Lebanon Agriculture Minister calls for legalization of cannabis farming


hashish growingAgriculture Minister Akram Chehayeb, who represents Progressive Socialist Party leader MP Walid Jumblatt in the cabinet called Friday for the legalization of cannabis farming to allow the state to benefit from its export revenue.

“We are conducting studies on how to administer this type of agriculture to allow the state to buy the harvest and export it to the countries that need it,” Chehayeb said during an interview with a local radio station.

“This agricultural product is in demand worldwide for pharmaceutical production.” He stressed

Chehayeb said the state should end its war on cannabis farmers and find workable alternatives.

“Instead of prosecuting the farmers, let’s find other solutions for them,” he said. “The planting of cannabis must be organized to benefit the state and the industrial sector, and it is one way of helping the farmers.”

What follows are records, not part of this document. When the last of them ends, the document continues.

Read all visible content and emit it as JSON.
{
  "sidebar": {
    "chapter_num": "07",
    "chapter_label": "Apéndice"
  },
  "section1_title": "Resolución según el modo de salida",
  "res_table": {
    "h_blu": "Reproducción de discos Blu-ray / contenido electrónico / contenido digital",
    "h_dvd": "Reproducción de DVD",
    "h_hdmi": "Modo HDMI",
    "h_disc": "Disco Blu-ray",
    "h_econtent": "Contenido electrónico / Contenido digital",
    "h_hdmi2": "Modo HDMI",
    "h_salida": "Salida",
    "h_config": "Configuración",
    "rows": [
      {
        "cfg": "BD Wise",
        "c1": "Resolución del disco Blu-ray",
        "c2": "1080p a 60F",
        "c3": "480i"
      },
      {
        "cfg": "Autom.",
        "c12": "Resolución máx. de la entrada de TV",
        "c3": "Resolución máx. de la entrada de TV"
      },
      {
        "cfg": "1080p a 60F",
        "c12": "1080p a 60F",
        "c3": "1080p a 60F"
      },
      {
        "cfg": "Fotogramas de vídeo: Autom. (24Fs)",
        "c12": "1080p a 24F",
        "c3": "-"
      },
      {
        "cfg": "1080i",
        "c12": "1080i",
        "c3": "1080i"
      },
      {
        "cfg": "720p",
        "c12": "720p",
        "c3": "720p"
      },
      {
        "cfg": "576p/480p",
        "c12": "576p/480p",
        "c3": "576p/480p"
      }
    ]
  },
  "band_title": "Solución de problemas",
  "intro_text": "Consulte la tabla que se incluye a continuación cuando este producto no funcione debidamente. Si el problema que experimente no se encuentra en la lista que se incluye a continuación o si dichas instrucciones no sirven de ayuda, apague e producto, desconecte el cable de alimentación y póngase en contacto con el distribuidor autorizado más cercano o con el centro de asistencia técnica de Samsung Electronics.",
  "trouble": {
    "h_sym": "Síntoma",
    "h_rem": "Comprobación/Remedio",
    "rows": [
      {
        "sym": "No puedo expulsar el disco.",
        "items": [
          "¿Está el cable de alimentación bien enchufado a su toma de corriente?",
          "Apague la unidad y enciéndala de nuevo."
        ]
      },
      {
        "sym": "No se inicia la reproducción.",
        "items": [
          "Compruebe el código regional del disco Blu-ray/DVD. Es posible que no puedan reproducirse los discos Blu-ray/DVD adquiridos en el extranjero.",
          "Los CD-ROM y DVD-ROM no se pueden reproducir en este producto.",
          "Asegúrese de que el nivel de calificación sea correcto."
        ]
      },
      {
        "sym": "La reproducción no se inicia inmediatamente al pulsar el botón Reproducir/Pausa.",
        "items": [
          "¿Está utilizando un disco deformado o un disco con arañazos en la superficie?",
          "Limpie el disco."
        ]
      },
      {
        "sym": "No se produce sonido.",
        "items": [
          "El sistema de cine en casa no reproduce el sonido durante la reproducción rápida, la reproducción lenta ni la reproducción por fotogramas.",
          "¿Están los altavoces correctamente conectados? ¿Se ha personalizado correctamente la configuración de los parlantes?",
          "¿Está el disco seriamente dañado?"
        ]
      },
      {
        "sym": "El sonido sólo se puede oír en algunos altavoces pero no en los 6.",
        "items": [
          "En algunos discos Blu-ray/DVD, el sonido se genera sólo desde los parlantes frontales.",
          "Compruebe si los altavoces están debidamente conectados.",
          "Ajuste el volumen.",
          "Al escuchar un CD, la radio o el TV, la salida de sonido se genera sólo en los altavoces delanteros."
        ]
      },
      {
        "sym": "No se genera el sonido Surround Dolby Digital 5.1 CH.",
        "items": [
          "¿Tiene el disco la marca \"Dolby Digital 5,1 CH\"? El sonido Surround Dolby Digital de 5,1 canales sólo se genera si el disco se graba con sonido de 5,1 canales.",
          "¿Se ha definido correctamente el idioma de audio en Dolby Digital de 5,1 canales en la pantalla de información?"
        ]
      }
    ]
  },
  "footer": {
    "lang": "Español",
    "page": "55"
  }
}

For many poor villages in east Lebanon, the cultivation of cannabis and sale of marijuana has for decades been the primary source of revenue.

Upon pressure by international donors and foreign states, Lebanon launched a crackdown on the farmers after the end of the Civil War.

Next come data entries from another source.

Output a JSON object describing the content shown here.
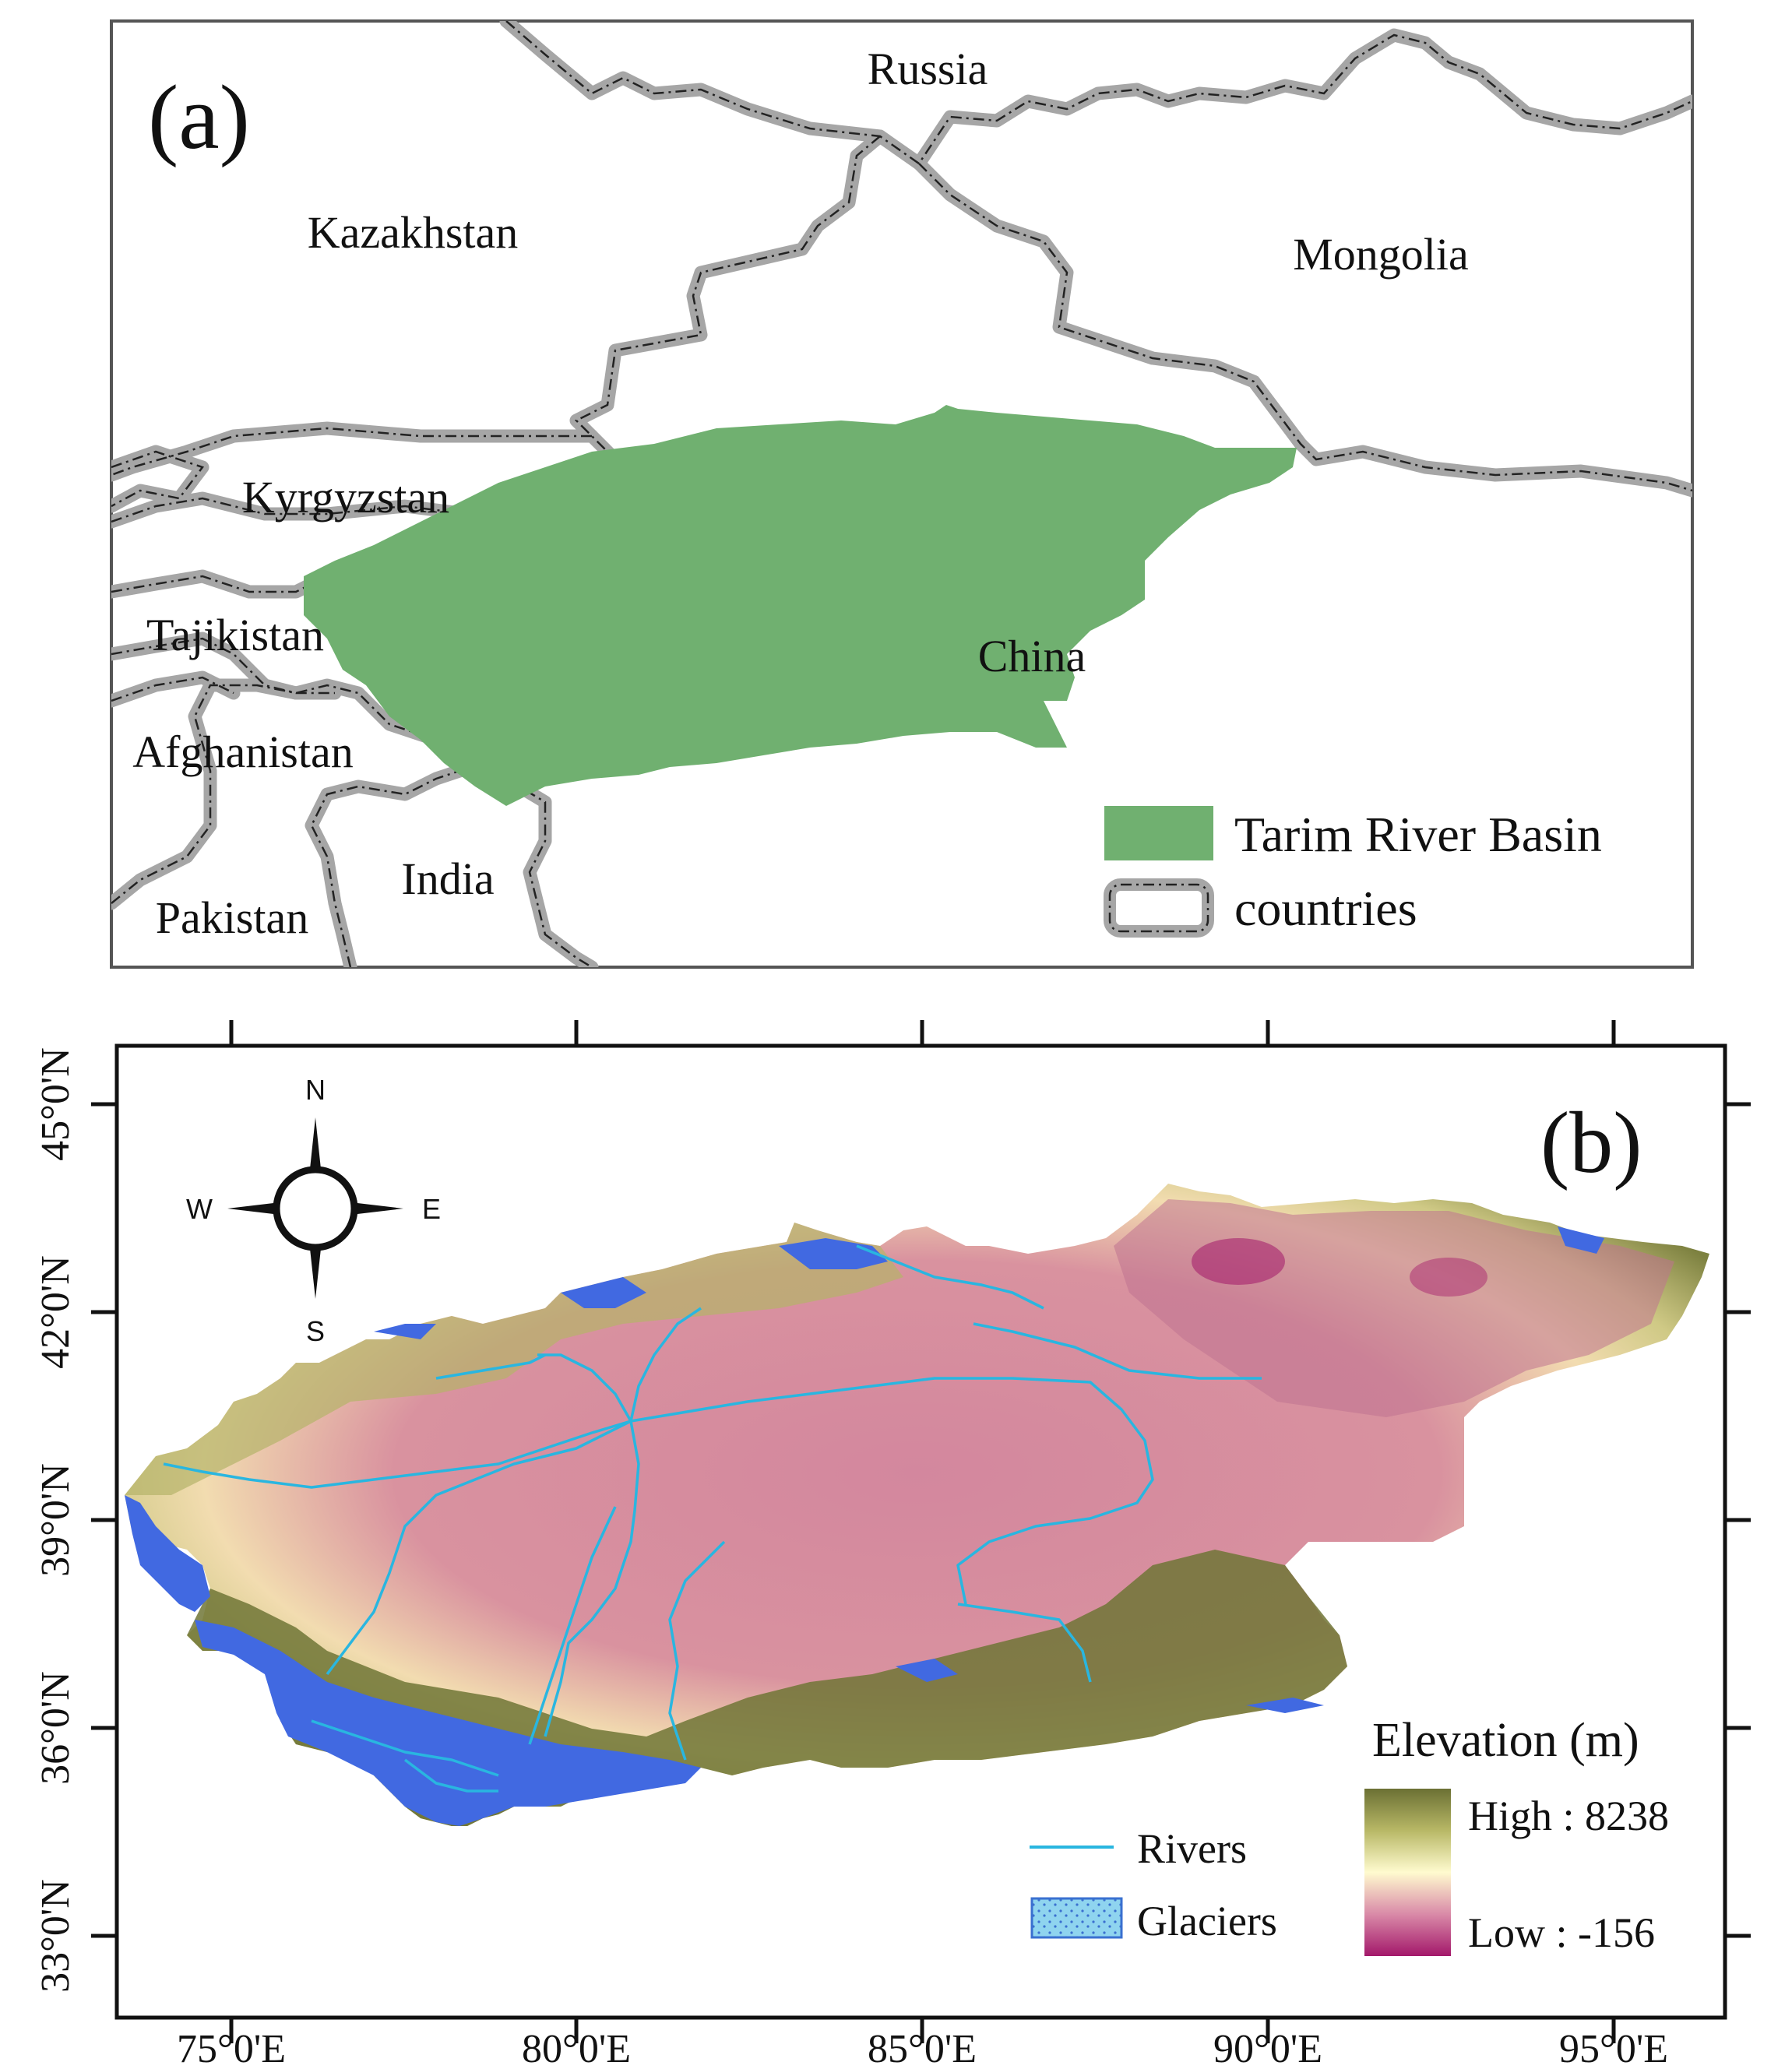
{
  "panel_a": {
    "label": "(a)",
    "countries": {
      "russia": "Russia",
      "kazakhstan": "Kazakhstan",
      "mongolia": "Mongolia",
      "kyrgyzstan": "Kyrgyzstan",
      "tajikistan": "Tajikistan",
      "afghanistan": "Afghanistan",
      "china": "China",
      "pakistan": "Pakistan",
      "india": "India"
    },
    "legend": {
      "basin": "Tarim River Basin",
      "countries": "countries"
    },
    "colors": {
      "basin": "#70b070",
      "border_casing": "#a6a6a6",
      "border_line": "#222222"
    }
  },
  "panel_b": {
    "label": "(b)",
    "compass": {
      "n": "N",
      "s": "S",
      "w": "W",
      "e": "E"
    },
    "x_ticks": [
      "75°0'E",
      "80°0'E",
      "85°0'E",
      "90°0'E",
      "95°0'E"
    ],
    "y_ticks": [
      "45°0'N",
      "42°0'N",
      "39°0'N",
      "36°0'N",
      "33°0'N"
    ],
    "legend": {
      "rivers": "Rivers",
      "glaciers": "Glaciers",
      "elevation_title": "Elevation (m)",
      "high": "High : 8238",
      "low": "Low : -156"
    },
    "colors": {
      "river": "#29b6e0",
      "glacier": "#4169e1",
      "elevation_high": "#6b7034",
      "elevation_mid": "#fffbcf",
      "elevation_low": "#a3186a"
    }
  }
}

The government then attempted to implement alternative agriculture projects to encourage the farmers to grow fruits and vegetables instead.

However, the projects had little impact on the local farmers, who attempt to go back to planting cannabis whenever they have a chance.

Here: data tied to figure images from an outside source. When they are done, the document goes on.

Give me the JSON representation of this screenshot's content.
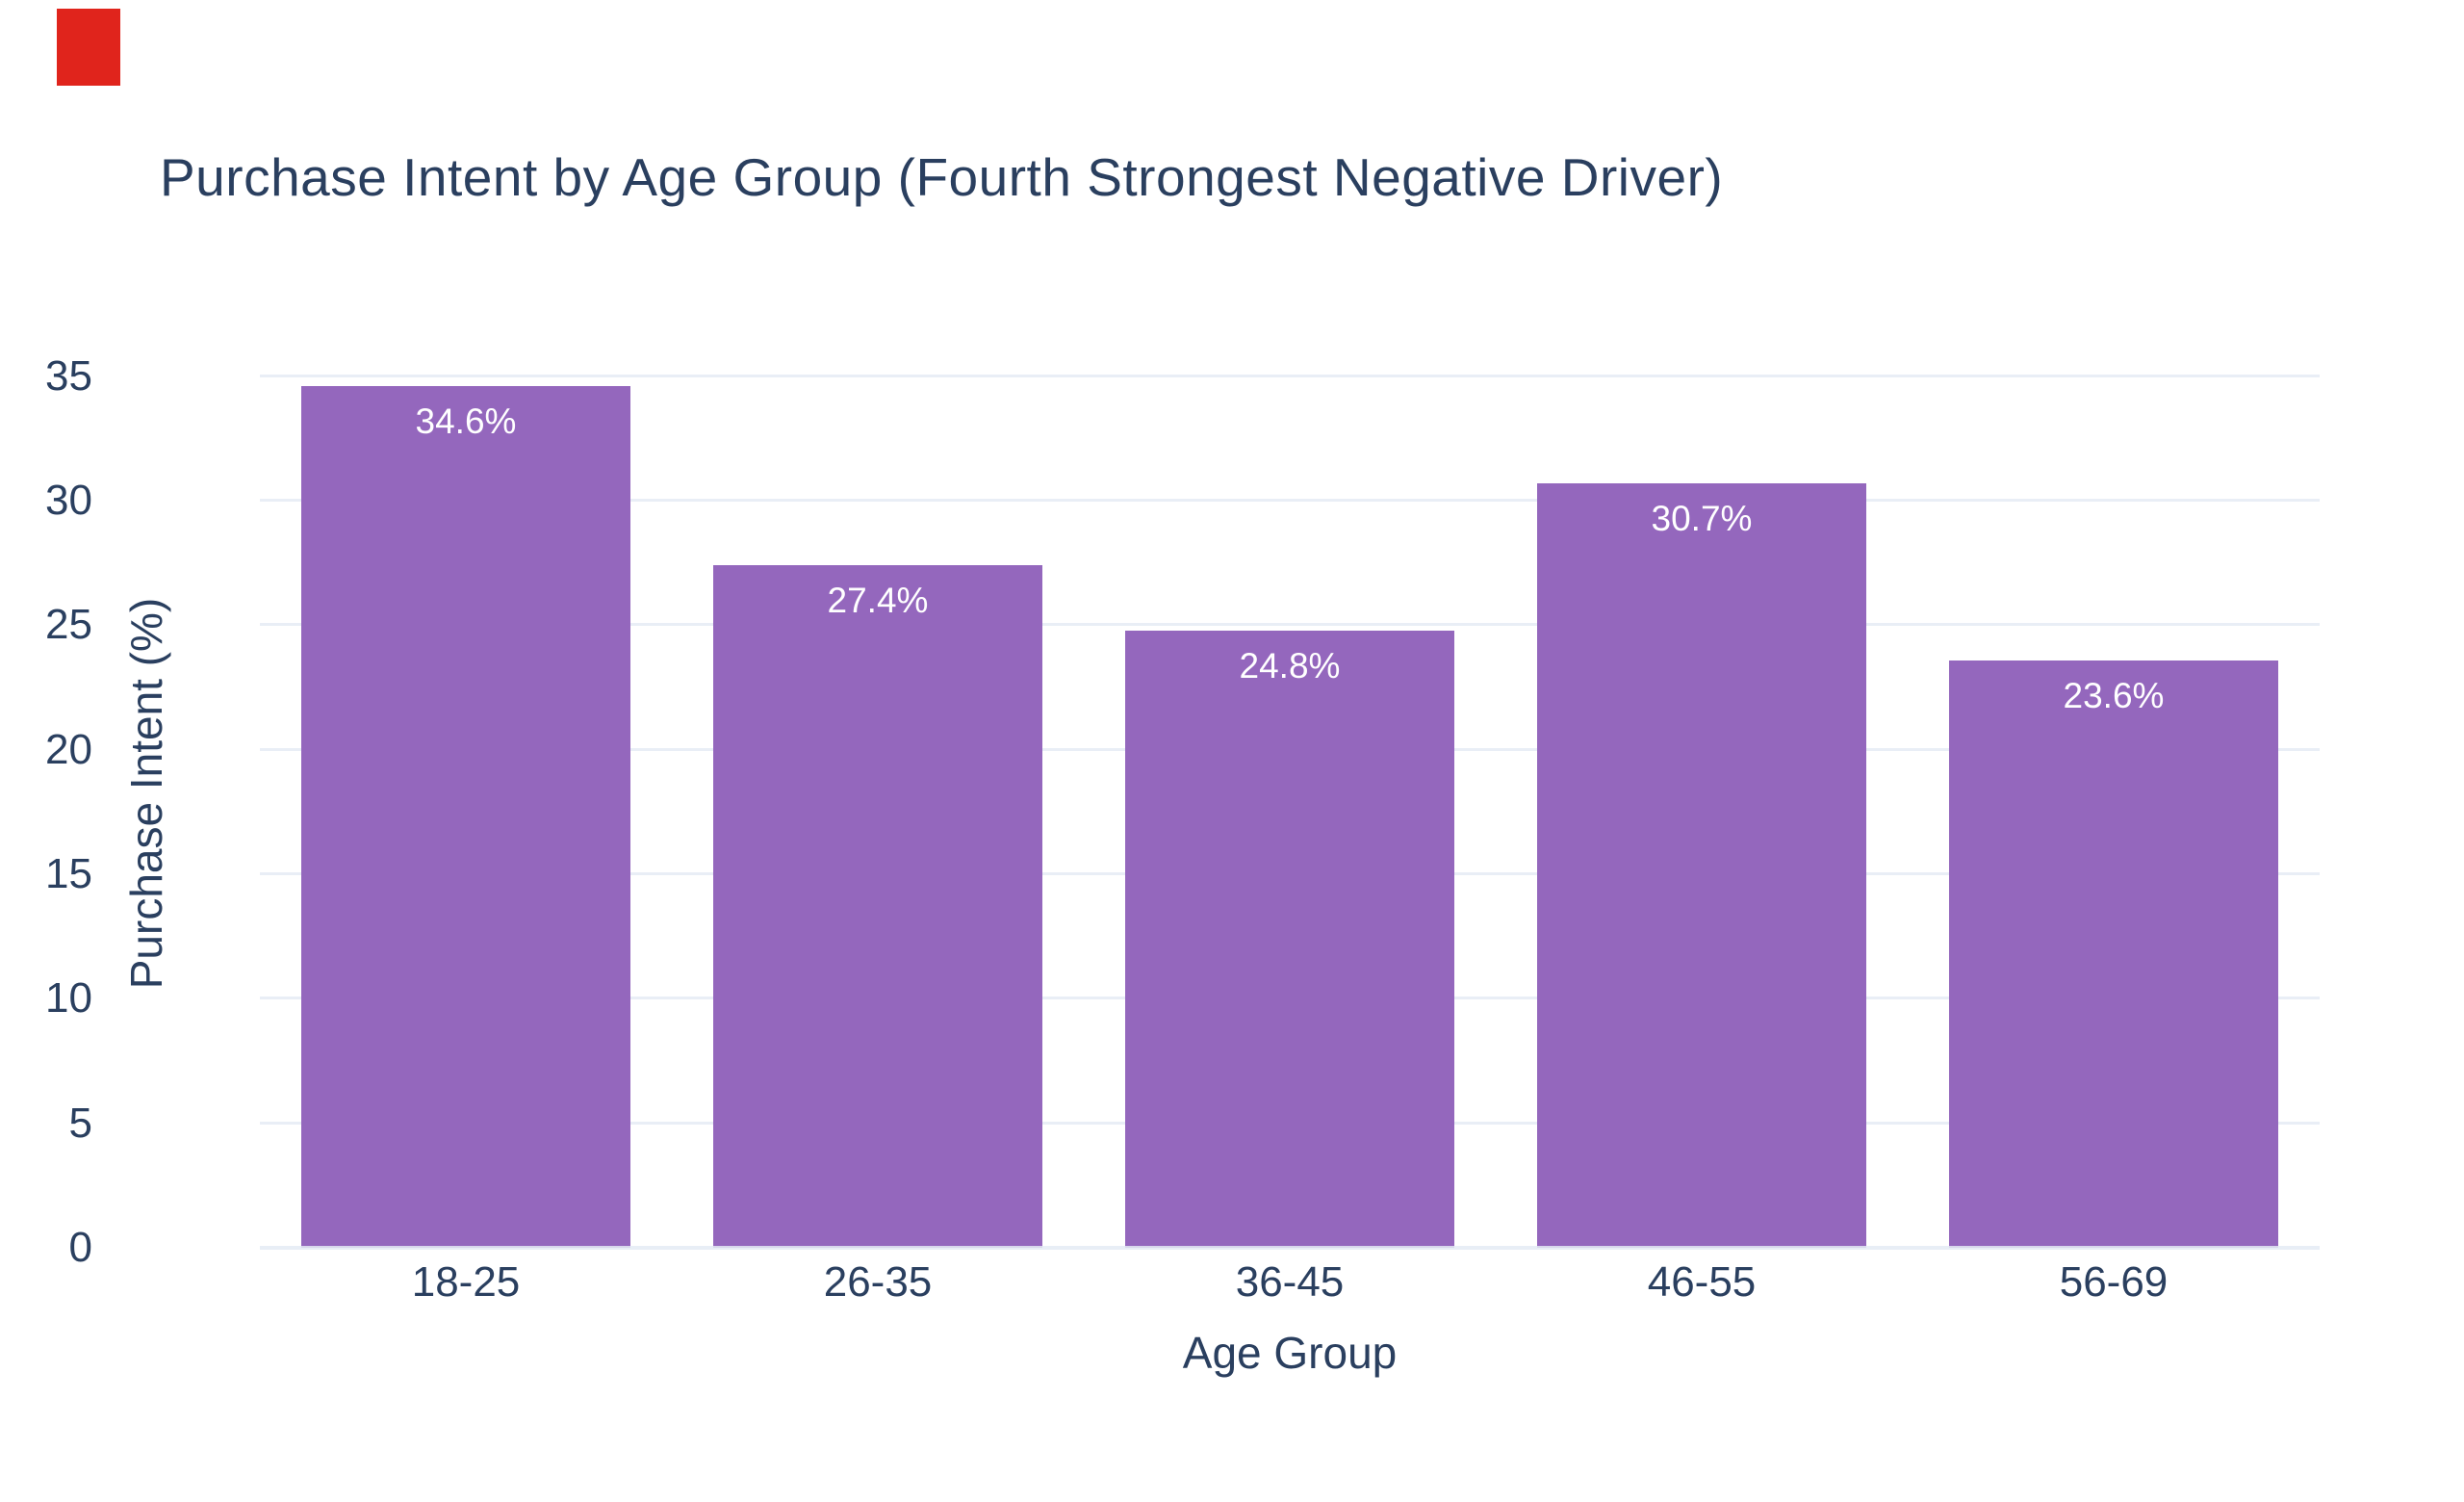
{
  "title": "Purchase Intent by Age Group (Fourth Strongest Negative Driver)",
  "corner_marker_color": "#e0241c",
  "chart_data": {
    "type": "bar",
    "categories": [
      "18-25",
      "26-35",
      "36-45",
      "46-55",
      "56-69"
    ],
    "values": [
      34.6,
      27.4,
      24.8,
      30.7,
      23.6
    ],
    "labels": [
      "34.6%",
      "27.4%",
      "24.8%",
      "30.7%",
      "23.6%"
    ],
    "title": "Purchase Intent by Age Group (Fourth Strongest Negative Driver)",
    "xlabel": "Age Group",
    "ylabel": "Purchase Intent (%)",
    "ylim": [
      0,
      36.5
    ],
    "yticks": [
      0,
      5,
      10,
      15,
      20,
      25,
      30,
      35
    ],
    "grid": "horizontal",
    "legend": "none",
    "bar_color": "#9467bd",
    "bar_label_color": "#ffffff",
    "text_color": "#2a3f5f",
    "grid_color": "#e9eef6",
    "zero_line_color": "#e4ebf5",
    "background_color": "#ffffff"
  }
}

Chehayeb’s remark come after Jumblatt called on Dec 14 in a “joint statement” on Twitter for the cultivation of marijuana to be legalized.

“It’s time to allow hash to be grown and to overturn arrest warrants against people sought for doing so,” the veteran politician wrote in Arabic on his Twitter account.

Jumblatt is the highest ranking Lebanese official to publicly support the call to legalise marijuana in Lebanon.

“Never in my life have I smoked marijuana, but I support growing cannabis for medical use and to improve the living conditions of farmers in north Lebanon and the Bekaa Valley,” Jumblatt told Al-Jadeed television on Dec 15.

The marijuana industry generated hundreds of millions of dollars during the country’s 1975-1990 civil war.

According to cannabis growers in Lebanon, the conflict in Syria has turned the state’s attention away from the problem at home and boosted traffic with the border now less secure.

Farmers say demand has risen by more than 50 percent since 2012, the year after civil war erupted in Syria, with most of Lebanon’s hashish going there.